Quelques mois plus tard, mon ancien manager chez Bain, qui avait été embauché depuis comme Directeur de la stratégie chez Editis, m’a proposée de le rejoindre. Le secteur de l’édition m’attirait particulièrement et j’ai donc accepté. J’ai été chargée pendant deux ans et demi de la stratégie et notamment des acquisitions externes. Le rythme était soutenu, ce qui ne me changeait guère de mon expérience du conseil, les projets d’acquisition et de développement nombreux, mais j’étais un peu frustrée de rester à l’extérieur du monde de l’édition, de ne pas être dans l’opérationnel. Or j’adore les livres. J’ai donc saisi l’opportunité de partir dans une maison du groupe et, en 2007, je suis devenue secrétaire général de l’entité First-Gründ. Le travail était énorme : j’avais en charge la RH, le juridique mais aussi tout l’aspect intégration et restructuration. C’était passionnant mais épuisant. J’avais 29 ans et cette expérience m’a beaucoup fait grandir, parfois dans la douleur, et m’a permis de comprendre que l’opérationnel était bien ma voie. Puis en 2008, mon poste a évolué et j’ai pris en charge la direction du développement de First-Gründ. J’ai beaucoup aimé cette période. Je m’occupais notamment des cession de droits à l’étranger, j’écumais les foires internationale. Et puis j’avais en charge le développement du numérique, sujet qui me passionnait : toute la réflexion avec les auteurs déjà publiés, les contenus, les catalogues, etc. J’ai pris Charlotte comme stagiaire et je l’ai ensuite embauchée. Bien qu’inscrite dans une relation hiérarchique, une amitié est née. Nous partagions le même bureau, nous avions une terrasse à notre disposition et nous avions de longues discussions sur l’émergence du numérique et ses conséquences pour l’édition classique.

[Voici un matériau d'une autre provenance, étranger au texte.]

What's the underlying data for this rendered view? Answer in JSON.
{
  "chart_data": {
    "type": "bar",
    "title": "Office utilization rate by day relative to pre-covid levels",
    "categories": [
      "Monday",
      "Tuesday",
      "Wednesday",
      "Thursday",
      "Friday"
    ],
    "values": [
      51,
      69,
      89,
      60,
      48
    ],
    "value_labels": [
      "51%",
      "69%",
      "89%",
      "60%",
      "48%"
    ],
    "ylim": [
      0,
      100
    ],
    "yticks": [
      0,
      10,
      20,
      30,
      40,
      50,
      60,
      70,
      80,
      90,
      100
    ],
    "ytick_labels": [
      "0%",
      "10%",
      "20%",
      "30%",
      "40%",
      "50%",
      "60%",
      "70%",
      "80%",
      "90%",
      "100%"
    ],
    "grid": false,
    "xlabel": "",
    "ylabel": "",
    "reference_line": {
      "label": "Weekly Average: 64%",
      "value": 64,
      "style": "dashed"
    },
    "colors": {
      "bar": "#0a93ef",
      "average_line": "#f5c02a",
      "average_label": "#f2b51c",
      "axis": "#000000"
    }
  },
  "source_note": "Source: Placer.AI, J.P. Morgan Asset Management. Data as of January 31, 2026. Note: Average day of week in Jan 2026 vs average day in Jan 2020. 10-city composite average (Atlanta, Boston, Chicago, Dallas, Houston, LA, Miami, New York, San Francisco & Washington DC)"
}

Petit à petit un projet a émergé. Au moment où il devenait évident que  l’aventure se ferait en externe, on m’a proposé LE poste, la consécration pour l’HEC que j’étais : devenir DG adjointe d’une structure éditoriale importante, regroupant les Editions First-Gründ avec les Editions Plon et Perrin. J’ai eu 5 secondes d’hésitation. Mais en mon for intérieur, je savais que si je ne me décidais pas à franchir le pas de la création d’entreprise, je le regretterais toute ma vie. J’y suis donc allée !

On nous avait mis en garde, Charlotte et moi, contre le stress de l’entrepreneur ; ça n’a pas du tout été mon cas. Je suis beaucoup moins stressée que dans mes jobs précédents. Je ne suis plus  responsable du bien-être des autres et je me sens, du coup, libérée d’une angoisse que je trimballais depuis des années. Créer Librinova a fonctionné comme une vraie étape de développement personnel. Je suis sortie d’un carcan. J’ai acquis liberté et sérénité. Et alors que j’avais mis ma vie privée entre parenthèses depuis des années, j’ai rencontré mon mari au moment même où je démarrais Librinova, ce qui n’est certainement pas un hasard !

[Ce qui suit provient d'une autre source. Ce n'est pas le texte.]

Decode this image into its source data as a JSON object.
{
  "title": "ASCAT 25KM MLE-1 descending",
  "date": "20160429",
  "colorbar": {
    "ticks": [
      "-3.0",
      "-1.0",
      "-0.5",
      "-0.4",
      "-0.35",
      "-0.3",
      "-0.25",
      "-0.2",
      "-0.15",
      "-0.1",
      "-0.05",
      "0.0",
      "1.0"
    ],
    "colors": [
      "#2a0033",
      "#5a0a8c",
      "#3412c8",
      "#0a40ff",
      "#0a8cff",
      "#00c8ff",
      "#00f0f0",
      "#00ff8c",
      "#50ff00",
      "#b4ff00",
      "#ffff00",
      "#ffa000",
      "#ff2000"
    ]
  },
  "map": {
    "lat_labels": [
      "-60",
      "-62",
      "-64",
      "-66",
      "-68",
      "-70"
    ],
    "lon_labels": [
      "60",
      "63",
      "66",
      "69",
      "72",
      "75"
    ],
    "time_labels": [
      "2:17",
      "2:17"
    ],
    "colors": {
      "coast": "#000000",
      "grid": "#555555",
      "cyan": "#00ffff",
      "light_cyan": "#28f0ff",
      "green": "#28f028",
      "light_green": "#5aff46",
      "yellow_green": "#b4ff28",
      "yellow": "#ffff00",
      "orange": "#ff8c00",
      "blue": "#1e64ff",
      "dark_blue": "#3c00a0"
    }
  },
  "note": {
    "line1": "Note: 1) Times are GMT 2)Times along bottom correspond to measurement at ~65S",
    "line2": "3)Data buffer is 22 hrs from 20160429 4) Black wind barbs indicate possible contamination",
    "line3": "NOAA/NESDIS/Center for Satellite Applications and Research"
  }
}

Je m’éclate dans ce que nous construisons, je travaille avec plaisir. J’ai gagné en ouverture d’esprit grâce aux nombreuses rencontres que nous avons faites, avec des gens dotés de profils très variés. Je suis extrêmement fière de ce que l’on a accompli avec Charlotte. Mon entourage a deux types de réactions : les regards admiratifs de ceux qui saluent cette prise de risque et ceux qui considèrent que je fais une crise d’ado et que je rentrerai un jour dans le droit chemin.

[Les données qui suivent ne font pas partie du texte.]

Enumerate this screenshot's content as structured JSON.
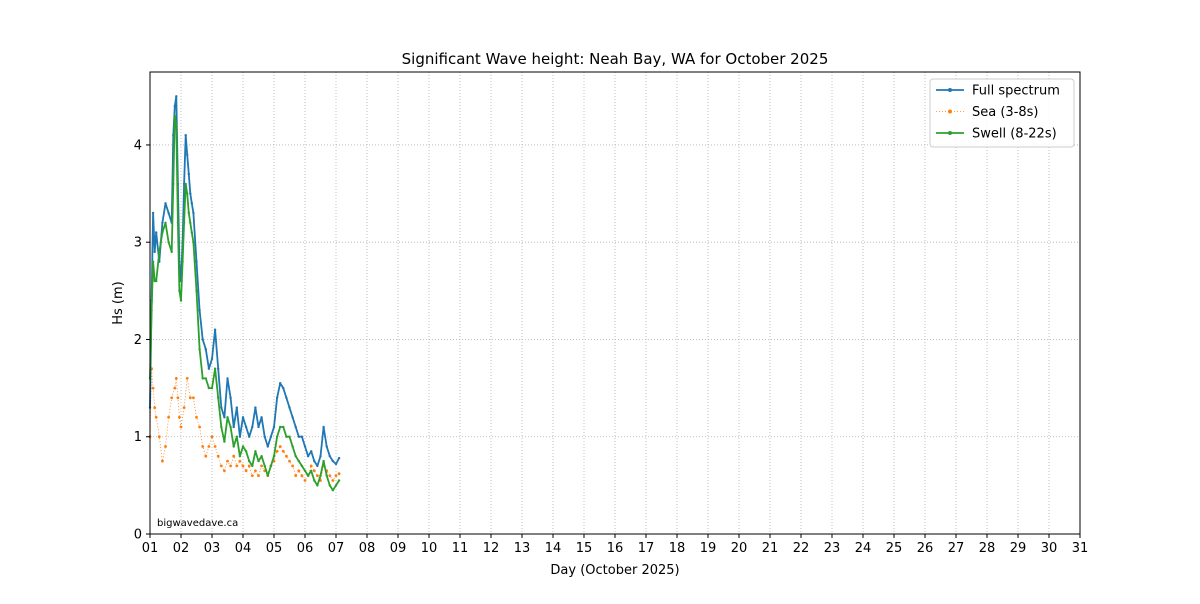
{
  "chart_data": {
    "type": "line",
    "title": "Significant Wave height: Neah Bay, WA for October 2025",
    "xlabel": "Day (October 2025)",
    "ylabel": "Hs (m)",
    "xlim": [
      1,
      31
    ],
    "ylim": [
      0,
      4.75
    ],
    "x_ticks": [
      "01",
      "02",
      "03",
      "04",
      "05",
      "06",
      "07",
      "08",
      "09",
      "10",
      "11",
      "12",
      "13",
      "14",
      "15",
      "16",
      "17",
      "18",
      "19",
      "20",
      "21",
      "22",
      "23",
      "24",
      "25",
      "26",
      "27",
      "28",
      "29",
      "30",
      "31"
    ],
    "y_ticks": [
      0,
      1,
      2,
      3,
      4
    ],
    "grid": true,
    "legend_position": "top-right",
    "watermark": "bigwavedave.ca",
    "series": [
      {
        "name": "Full spectrum",
        "color": "#1f77b4",
        "style": "solid-marker",
        "x": [
          1.0,
          1.05,
          1.1,
          1.15,
          1.2,
          1.3,
          1.4,
          1.5,
          1.6,
          1.7,
          1.75,
          1.8,
          1.85,
          1.9,
          1.95,
          2.0,
          2.05,
          2.1,
          2.15,
          2.2,
          2.25,
          2.3,
          2.35,
          2.4,
          2.5,
          2.6,
          2.7,
          2.8,
          2.9,
          3.0,
          3.1,
          3.2,
          3.3,
          3.4,
          3.5,
          3.6,
          3.7,
          3.8,
          3.9,
          4.0,
          4.1,
          4.2,
          4.3,
          4.4,
          4.5,
          4.6,
          4.7,
          4.8,
          4.9,
          5.0,
          5.1,
          5.2,
          5.3,
          5.4,
          5.5,
          5.6,
          5.7,
          5.8,
          5.9,
          6.0,
          6.1,
          6.2,
          6.3,
          6.4,
          6.5,
          6.6,
          6.7,
          6.8,
          6.9,
          7.0,
          7.1
        ],
        "values": [
          1.3,
          2.4,
          3.3,
          2.9,
          3.1,
          2.8,
          3.2,
          3.4,
          3.3,
          3.2,
          4.1,
          4.4,
          4.5,
          3.6,
          2.8,
          2.6,
          3.0,
          3.6,
          4.1,
          3.9,
          3.7,
          3.5,
          3.4,
          3.3,
          2.8,
          2.3,
          2.0,
          1.9,
          1.7,
          1.8,
          2.1,
          1.7,
          1.3,
          1.2,
          1.6,
          1.4,
          1.1,
          1.3,
          1.0,
          1.2,
          1.1,
          1.0,
          1.1,
          1.3,
          1.1,
          1.2,
          1.0,
          0.9,
          1.0,
          1.1,
          1.4,
          1.55,
          1.5,
          1.4,
          1.3,
          1.2,
          1.1,
          1.0,
          1.0,
          0.9,
          0.8,
          0.85,
          0.75,
          0.7,
          0.8,
          1.1,
          0.9,
          0.8,
          0.75,
          0.72,
          0.78
        ]
      },
      {
        "name": "Sea (3-8s)",
        "color": "#ff7f0e",
        "style": "dotted-marker",
        "x": [
          1.0,
          1.05,
          1.1,
          1.15,
          1.2,
          1.3,
          1.4,
          1.5,
          1.6,
          1.7,
          1.8,
          1.85,
          1.9,
          1.95,
          2.0,
          2.1,
          2.2,
          2.3,
          2.4,
          2.5,
          2.6,
          2.7,
          2.8,
          2.9,
          3.0,
          3.1,
          3.2,
          3.3,
          3.4,
          3.5,
          3.6,
          3.7,
          3.8,
          3.9,
          4.0,
          4.1,
          4.2,
          4.3,
          4.4,
          4.5,
          4.6,
          4.7,
          4.8,
          4.9,
          5.0,
          5.1,
          5.2,
          5.3,
          5.4,
          5.5,
          5.6,
          5.7,
          5.8,
          5.9,
          6.0,
          6.1,
          6.2,
          6.3,
          6.4,
          6.5,
          6.6,
          6.7,
          6.8,
          6.9,
          7.0,
          7.1
        ],
        "values": [
          1.0,
          1.7,
          1.5,
          1.3,
          1.2,
          1.0,
          0.75,
          0.9,
          1.2,
          1.4,
          1.5,
          1.6,
          1.4,
          1.2,
          1.1,
          1.3,
          1.6,
          1.4,
          1.4,
          1.2,
          1.1,
          0.9,
          0.8,
          0.9,
          1.0,
          0.9,
          0.8,
          0.7,
          0.65,
          0.75,
          0.7,
          0.8,
          0.7,
          0.75,
          0.7,
          0.65,
          0.7,
          0.6,
          0.65,
          0.6,
          0.7,
          0.65,
          0.6,
          0.7,
          0.75,
          0.85,
          0.9,
          0.85,
          0.8,
          0.75,
          0.7,
          0.6,
          0.65,
          0.6,
          0.55,
          0.6,
          0.7,
          0.65,
          0.6,
          0.55,
          0.7,
          0.65,
          0.6,
          0.55,
          0.6,
          0.62
        ]
      },
      {
        "name": "Swell (8-22s)",
        "color": "#2ca02c",
        "style": "solid-marker",
        "x": [
          1.0,
          1.05,
          1.1,
          1.15,
          1.2,
          1.3,
          1.4,
          1.5,
          1.6,
          1.7,
          1.75,
          1.8,
          1.85,
          1.9,
          1.95,
          2.0,
          2.05,
          2.1,
          2.15,
          2.2,
          2.25,
          2.3,
          2.35,
          2.4,
          2.5,
          2.6,
          2.7,
          2.8,
          2.9,
          3.0,
          3.1,
          3.2,
          3.3,
          3.4,
          3.5,
          3.6,
          3.7,
          3.8,
          3.9,
          4.0,
          4.1,
          4.2,
          4.3,
          4.4,
          4.5,
          4.6,
          4.7,
          4.8,
          4.9,
          5.0,
          5.1,
          5.2,
          5.3,
          5.4,
          5.5,
          5.6,
          5.7,
          5.8,
          5.9,
          6.0,
          6.1,
          6.2,
          6.3,
          6.4,
          6.5,
          6.6,
          6.7,
          6.8,
          6.9,
          7.0,
          7.1
        ],
        "values": [
          1.6,
          2.3,
          2.8,
          2.6,
          2.6,
          2.9,
          3.1,
          3.2,
          3.0,
          2.9,
          3.6,
          4.3,
          4.2,
          3.2,
          2.5,
          2.4,
          2.8,
          3.2,
          3.6,
          3.5,
          3.3,
          3.2,
          3.1,
          3.0,
          2.5,
          1.9,
          1.6,
          1.6,
          1.5,
          1.5,
          1.7,
          1.4,
          1.1,
          0.95,
          1.2,
          1.1,
          0.9,
          1.0,
          0.8,
          0.9,
          0.85,
          0.75,
          0.7,
          0.85,
          0.75,
          0.8,
          0.7,
          0.6,
          0.7,
          0.8,
          1.0,
          1.1,
          1.1,
          1.0,
          1.0,
          0.9,
          0.8,
          0.75,
          0.7,
          0.65,
          0.6,
          0.65,
          0.55,
          0.5,
          0.6,
          0.75,
          0.6,
          0.5,
          0.45,
          0.5,
          0.55
        ]
      }
    ]
  }
}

Notre grande force à Charlotte et moi est d’être totalement alignées. Sûrement parce que nous avons fait connaissance dans le monde du travail et avions donc l’habitude de travailler ensemble. Nous ne sommes jamais en conflit. A tel point que quand nous avons écrit les statuts, nous avons rédigé un pacte d’actionnaires pour envisager les sujets qui fâchent. Les passer en revue nous a suffi et nous ne l’avons jamais signé.

Cette expérience m’a prouvé que peu de choses me résistent si j’ai décidé d’aller jusqu’au bout.